Stop mining in elephant reserve
Given the central government’s commitment to protect the elephant, it is most surprising that the environment ministry, headed by Jayanthi Natarajan, has allowed Jindal Steel, a private firm, to mine in the core area of Singhbhum, India’s first elephant reserve, in Saranda, Jharkhand. The ministry has approved the Forest Advisory Committee’s (FAC) January 2013 decision for this iron ore mining lease project in Saranda which decision is also controversial, as the same FAC had rejected the Jindal mining project in 2011 by noting that the forest at Saranda was part of the Singhbhum elephant reserve, which is one of the finest habitats for elephants. No clear reasons have been stated for either the environment ministry’s decision or the FAC’s change of stand but the latter has noted that taking a view purely in the interest of conservation, or on the other hand in the interest of economic activity, will amount to taking an extreme side. This is a strange view for a FAC to take when discussing an endangered animal’s habitat and for whose protection it is expected to weigh in.

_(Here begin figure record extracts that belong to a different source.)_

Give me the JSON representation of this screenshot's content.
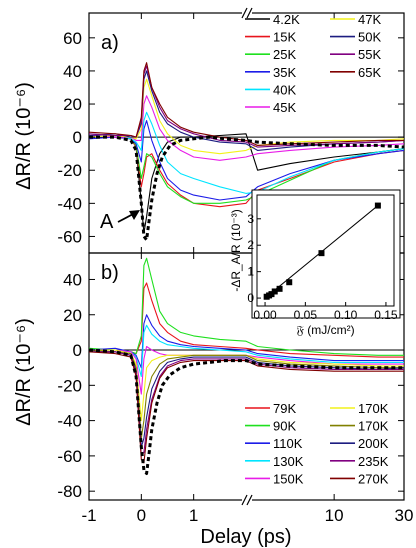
{
  "chart_data": [
    {
      "type": "line",
      "panel_label": "a)",
      "xlabel": "Delay (ps)",
      "ylabel": "ΔR/R (10⁻⁶)",
      "ylim": [
        -70,
        75
      ],
      "yticks": [
        60,
        40,
        20,
        0,
        -20,
        -40,
        -60
      ],
      "xticks_linear": [
        -1,
        0,
        1
      ],
      "xticks_log": [
        10,
        30
      ],
      "xlim_linear": [
        -1,
        2.0
      ],
      "xlim_log": [
        2.5,
        30
      ],
      "annotation": "A",
      "legend_position": "top-right",
      "series": [
        {
          "name": "4.2K",
          "color": "#000000",
          "x": [
            -1,
            -0.5,
            -0.2,
            -0.1,
            0,
            0.05,
            0.1,
            0.2,
            0.35,
            0.5,
            0.75,
            1,
            1.5,
            2,
            3,
            5,
            10,
            20,
            30
          ],
          "y": [
            0,
            0,
            -1,
            -6,
            -40,
            -58,
            -48,
            -25,
            -10,
            -3,
            0,
            0,
            1,
            2,
            -20,
            -16,
            -12,
            -9,
            -7
          ]
        },
        {
          "name": "15K",
          "color": "#e8141c",
          "x": [
            -1,
            -0.5,
            -0.2,
            -0.1,
            0,
            0.05,
            0.1,
            0.2,
            0.35,
            0.5,
            0.75,
            1,
            1.5,
            2,
            3,
            5,
            10,
            20,
            30
          ],
          "y": [
            1,
            0,
            -1,
            -6,
            -30,
            -22,
            -12,
            -10,
            -20,
            -28,
            -35,
            -40,
            -42,
            -40,
            -32,
            -25,
            -15,
            -10,
            -8
          ]
        },
        {
          "name": "25K",
          "color": "#1fe01f",
          "x": [
            -1,
            -0.5,
            -0.2,
            -0.1,
            0,
            0.05,
            0.1,
            0.2,
            0.35,
            0.5,
            0.75,
            1,
            1.5,
            2,
            3,
            5,
            10,
            20,
            30
          ],
          "y": [
            0,
            1,
            -1,
            -5,
            -25,
            -18,
            -10,
            -12,
            -22,
            -30,
            -36,
            -40,
            -40,
            -38,
            -35,
            -26,
            -14,
            -9,
            -7
          ]
        },
        {
          "name": "35K",
          "color": "#1c1ce8",
          "x": [
            -1,
            -0.5,
            -0.2,
            -0.1,
            0,
            0.05,
            0.1,
            0.2,
            0.35,
            0.5,
            0.75,
            1,
            1.5,
            2,
            3,
            5,
            10,
            20,
            30
          ],
          "y": [
            -1,
            0,
            -1,
            -4,
            -15,
            5,
            10,
            -2,
            -15,
            -25,
            -32,
            -35,
            -38,
            -36,
            -30,
            -22,
            -14,
            -10,
            -8
          ]
        },
        {
          "name": "40K",
          "color": "#00e5ff",
          "x": [
            -1,
            -0.5,
            -0.2,
            -0.1,
            0,
            0.05,
            0.1,
            0.2,
            0.35,
            0.5,
            0.75,
            1,
            1.5,
            2,
            3,
            5,
            10,
            20,
            30
          ],
          "y": [
            0,
            1,
            -1,
            -3,
            -8,
            10,
            15,
            8,
            -5,
            -15,
            -22,
            -25,
            -30,
            -34,
            -33,
            -24,
            -14,
            -9,
            -7
          ]
        },
        {
          "name": "45K",
          "color": "#e81ce8",
          "x": [
            -1,
            -0.5,
            -0.2,
            -0.1,
            0,
            0.05,
            0.1,
            0.2,
            0.35,
            0.5,
            0.75,
            1,
            1.5,
            2,
            3,
            5,
            10,
            20,
            30
          ],
          "y": [
            1,
            0,
            0,
            -2,
            -2,
            20,
            25,
            18,
            5,
            -2,
            -8,
            -12,
            -14,
            -12,
            -10,
            -8,
            -6,
            -5,
            -4
          ]
        },
        {
          "name": "47K",
          "color": "#f2f21c",
          "x": [
            -1,
            -0.5,
            -0.2,
            -0.1,
            0,
            0.05,
            0.1,
            0.2,
            0.35,
            0.5,
            0.75,
            1,
            1.5,
            2,
            3,
            5,
            10,
            20,
            30
          ],
          "y": [
            0,
            1,
            0,
            -1,
            5,
            30,
            35,
            25,
            10,
            2,
            -5,
            -8,
            -10,
            -8,
            -5,
            -3,
            -2,
            -2,
            -1
          ]
        },
        {
          "name": "50K",
          "color": "#1c1c80",
          "x": [
            -1,
            -0.5,
            -0.2,
            -0.1,
            0,
            0.05,
            0.1,
            0.2,
            0.35,
            0.5,
            0.75,
            1,
            1.5,
            2,
            3,
            5,
            10,
            20,
            30
          ],
          "y": [
            1,
            2,
            0,
            0,
            8,
            35,
            40,
            28,
            15,
            8,
            3,
            0,
            -3,
            -4,
            -8,
            -6,
            -4,
            -3,
            -2
          ]
        },
        {
          "name": "55K",
          "color": "#800080",
          "x": [
            -1,
            -0.5,
            -0.2,
            -0.1,
            0,
            0.05,
            0.1,
            0.2,
            0.35,
            0.5,
            0.75,
            1,
            1.5,
            2,
            3,
            5,
            10,
            20,
            30
          ],
          "y": [
            2,
            1,
            1,
            0,
            10,
            38,
            43,
            30,
            18,
            10,
            5,
            2,
            -2,
            -3,
            -6,
            -5,
            -4,
            -3,
            -2
          ]
        },
        {
          "name": "65K",
          "color": "#800000",
          "x": [
            -1,
            -0.5,
            -0.2,
            -0.1,
            0,
            0.05,
            0.1,
            0.2,
            0.35,
            0.5,
            0.75,
            1,
            1.5,
            2,
            3,
            5,
            10,
            20,
            30
          ],
          "y": [
            3,
            2,
            1,
            0,
            12,
            40,
            45,
            30,
            20,
            12,
            6,
            3,
            0,
            -2,
            -5,
            -4,
            -3,
            -2,
            -2
          ]
        },
        {
          "name": "",
          "color": "#000000",
          "dashed": true,
          "x": [
            -1,
            -0.5,
            -0.2,
            -0.1,
            0,
            0.05,
            0.1,
            0.15,
            0.2,
            0.3,
            0.4,
            0.55,
            0.75,
            1,
            1.3,
            1.6,
            2,
            3,
            5,
            10,
            20,
            30
          ],
          "y": [
            0,
            0,
            -2,
            -8,
            -40,
            -60,
            -62,
            -50,
            -38,
            -22,
            -12,
            -5,
            -2,
            -1,
            0,
            -1,
            -2,
            -3,
            -4,
            -5,
            -5,
            -6
          ]
        }
      ]
    },
    {
      "type": "line",
      "panel_label": "b)",
      "xlabel": "Delay (ps)",
      "ylabel": "ΔR/R (10⁻⁶)",
      "ylim": [
        -85,
        55
      ],
      "yticks": [
        40,
        20,
        0,
        -20,
        -40,
        -60,
        -80
      ],
      "xticks_linear": [
        -1,
        0,
        1
      ],
      "xticks_log": [
        10,
        30
      ],
      "xlim_linear": [
        -1,
        2.0
      ],
      "xlim_log": [
        2.5,
        30
      ],
      "legend_position": "bottom",
      "series": [
        {
          "name": "79K",
          "color": "#e8141c",
          "x": [
            -1,
            -0.5,
            -0.2,
            -0.1,
            0,
            0.05,
            0.1,
            0.2,
            0.35,
            0.5,
            0.75,
            1,
            1.5,
            2,
            3,
            5,
            10,
            20,
            30
          ],
          "y": [
            0,
            0,
            -1,
            -2,
            5,
            35,
            38,
            28,
            15,
            10,
            5,
            3,
            2,
            1,
            0,
            -2,
            -3,
            -4,
            -4
          ]
        },
        {
          "name": "90K",
          "color": "#1fe01f",
          "x": [
            -1,
            -0.5,
            -0.2,
            -0.1,
            0,
            0.05,
            0.1,
            0.2,
            0.35,
            0.5,
            0.75,
            1,
            1.5,
            2,
            3,
            5,
            10,
            20,
            30
          ],
          "y": [
            1,
            0,
            -1,
            -2,
            8,
            48,
            52,
            40,
            22,
            15,
            10,
            8,
            6,
            5,
            2,
            0,
            -2,
            -3,
            -3
          ]
        },
        {
          "name": "110K",
          "color": "#1c1ce8",
          "x": [
            -1,
            -0.5,
            -0.2,
            -0.1,
            0,
            0.05,
            0.1,
            0.2,
            0.35,
            0.5,
            0.75,
            1,
            1.5,
            2,
            3,
            5,
            10,
            20,
            30
          ],
          "y": [
            0,
            1,
            -1,
            -3,
            -10,
            15,
            20,
            14,
            8,
            5,
            3,
            2,
            1,
            0,
            -2,
            -4,
            -6,
            -6,
            -6
          ]
        },
        {
          "name": "130K",
          "color": "#00e5ff",
          "x": [
            -1,
            -0.5,
            -0.2,
            -0.1,
            0,
            0.05,
            0.1,
            0.2,
            0.35,
            0.5,
            0.75,
            1,
            1.5,
            2,
            3,
            5,
            10,
            20,
            30
          ],
          "y": [
            0,
            0,
            -1,
            -4,
            -15,
            10,
            14,
            9,
            5,
            3,
            2,
            1,
            0,
            -1,
            -3,
            -5,
            -7,
            -7,
            -7
          ]
        },
        {
          "name": "150K",
          "color": "#e81ce8",
          "x": [
            -1,
            -0.5,
            -0.2,
            -0.1,
            0,
            0.05,
            0.1,
            0.2,
            0.35,
            0.5,
            0.75,
            1,
            1.5,
            2,
            3,
            5,
            10,
            20,
            30
          ],
          "y": [
            0,
            0,
            -1,
            -5,
            -25,
            -5,
            2,
            0,
            -2,
            -3,
            -3,
            -3,
            -3,
            -3,
            -4,
            -6,
            -8,
            -8,
            -8
          ]
        },
        {
          "name": "170K",
          "color": "#f2f21c",
          "x": [
            -1,
            -0.5,
            -0.2,
            -0.1,
            0,
            0.05,
            0.1,
            0.2,
            0.35,
            0.5,
            0.75,
            1,
            1.5,
            2,
            3,
            5,
            10,
            20,
            30
          ],
          "y": [
            0,
            0,
            -2,
            -8,
            -40,
            -25,
            -10,
            -6,
            -4,
            -3,
            -3,
            -3,
            -3,
            -3,
            -5,
            -7,
            -8,
            -9,
            -9
          ]
        },
        {
          "name": "170K",
          "color": "#808000",
          "x": [
            -1,
            -0.5,
            -0.2,
            -0.1,
            0,
            0.05,
            0.1,
            0.2,
            0.35,
            0.5,
            0.75,
            1,
            1.5,
            2,
            3,
            5,
            10,
            20,
            30
          ],
          "y": [
            0,
            -1,
            -2,
            -10,
            -50,
            -40,
            -25,
            -15,
            -8,
            -5,
            -4,
            -3,
            -3,
            -3,
            -6,
            -8,
            -9,
            -10,
            -10
          ]
        },
        {
          "name": "200K",
          "color": "#1c1c80",
          "x": [
            -1,
            -0.5,
            -0.2,
            -0.1,
            0,
            0.05,
            0.1,
            0.2,
            0.35,
            0.5,
            0.75,
            1,
            1.5,
            2,
            3,
            5,
            10,
            20,
            30
          ],
          "y": [
            -1,
            -1,
            -3,
            -12,
            -55,
            -50,
            -38,
            -22,
            -12,
            -7,
            -5,
            -4,
            -4,
            -4,
            -7,
            -9,
            -10,
            -11,
            -10
          ]
        },
        {
          "name": "235K",
          "color": "#800080",
          "x": [
            -1,
            -0.5,
            -0.2,
            -0.1,
            0,
            0.05,
            0.1,
            0.2,
            0.35,
            0.5,
            0.75,
            1,
            1.5,
            2,
            3,
            5,
            10,
            20,
            30
          ],
          "y": [
            -1,
            -1,
            -3,
            -14,
            -60,
            -58,
            -45,
            -28,
            -15,
            -9,
            -6,
            -5,
            -5,
            -5,
            -8,
            -10,
            -11,
            -11,
            -11
          ]
        },
        {
          "name": "270K",
          "color": "#800000",
          "x": [
            -1,
            -0.5,
            -0.2,
            -0.1,
            0,
            0.05,
            0.1,
            0.2,
            0.35,
            0.5,
            0.75,
            1,
            1.5,
            2,
            3,
            5,
            10,
            20,
            30
          ],
          "y": [
            -1,
            -2,
            -4,
            -15,
            -62,
            -64,
            -50,
            -30,
            -16,
            -10,
            -7,
            -6,
            -6,
            -6,
            -9,
            -11,
            -12,
            -12,
            -12
          ]
        },
        {
          "name": "",
          "color": "#000000",
          "dashed": true,
          "x": [
            -1,
            -0.5,
            -0.2,
            -0.1,
            0,
            0.05,
            0.1,
            0.15,
            0.2,
            0.3,
            0.4,
            0.55,
            0.75,
            1,
            1.3,
            1.6,
            2,
            3,
            5,
            10,
            20,
            30
          ],
          "y": [
            0,
            -1,
            -3,
            -15,
            -55,
            -68,
            -70,
            -58,
            -45,
            -30,
            -20,
            -14,
            -10,
            -8,
            -7,
            -6,
            -6,
            -8,
            -9,
            -10,
            -10,
            -10
          ]
        }
      ]
    },
    {
      "type": "scatter",
      "inset": true,
      "xlabel": "𝔉 (mJ/cm²)",
      "ylabel": "-ΔR_A/R (10⁻³)",
      "xlim": [
        -0.01,
        0.16
      ],
      "ylim": [
        -0.3,
        3.9
      ],
      "xticks": [
        0.0,
        0.05,
        0.1,
        0.15
      ],
      "xtick_labels": [
        "0.00",
        "0.05",
        "0.10",
        "0.15"
      ],
      "yticks": [
        0,
        1,
        2,
        3
      ],
      "x": [
        0.002,
        0.005,
        0.008,
        0.012,
        0.018,
        0.03,
        0.07,
        0.14
      ],
      "y": [
        0.05,
        0.1,
        0.15,
        0.25,
        0.35,
        0.6,
        1.7,
        3.5
      ],
      "fit": [
        [
          0,
          0
        ],
        [
          0.14,
          3.5
        ]
      ]
    }
  ]
}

Curiously, the environment ministry clearance comes despite the public opposition of union rural development Minister Jairam Ramesh, in a classic example of ministers and ministries in this government working at cross-purposes, with no resultant clarity in policy. Ramesh had earlier this year said that the FAC recommendation would negate all that has been done in the region in the last one year. He had said that he had been at great pains to counter the Maoist propaganda that the Saranda Development Plan was a ploy to benefit private mining interests and he expected the environment ministry to take a larger and more sensitive political view. This the environment ministry has not done and these same private mining interests have trumped all others interests. This decision has clearly been a victory of a corporate lobby that had kept pressurising the government to free the area for mining. The main purpose of setting up these animal sanctuaries is to protect and preserve the elephant population. This sudden change of stance by the government will destroy virgin forest, increase the instances of man-elephant conflict and disturb the area’s ecological balance. Mining has pushed the elephant population to the edge in the other parts of India where it has been allowed in their habitats. The environment ministry decision shows how vulnerable policies in this government are to corporate lobbies.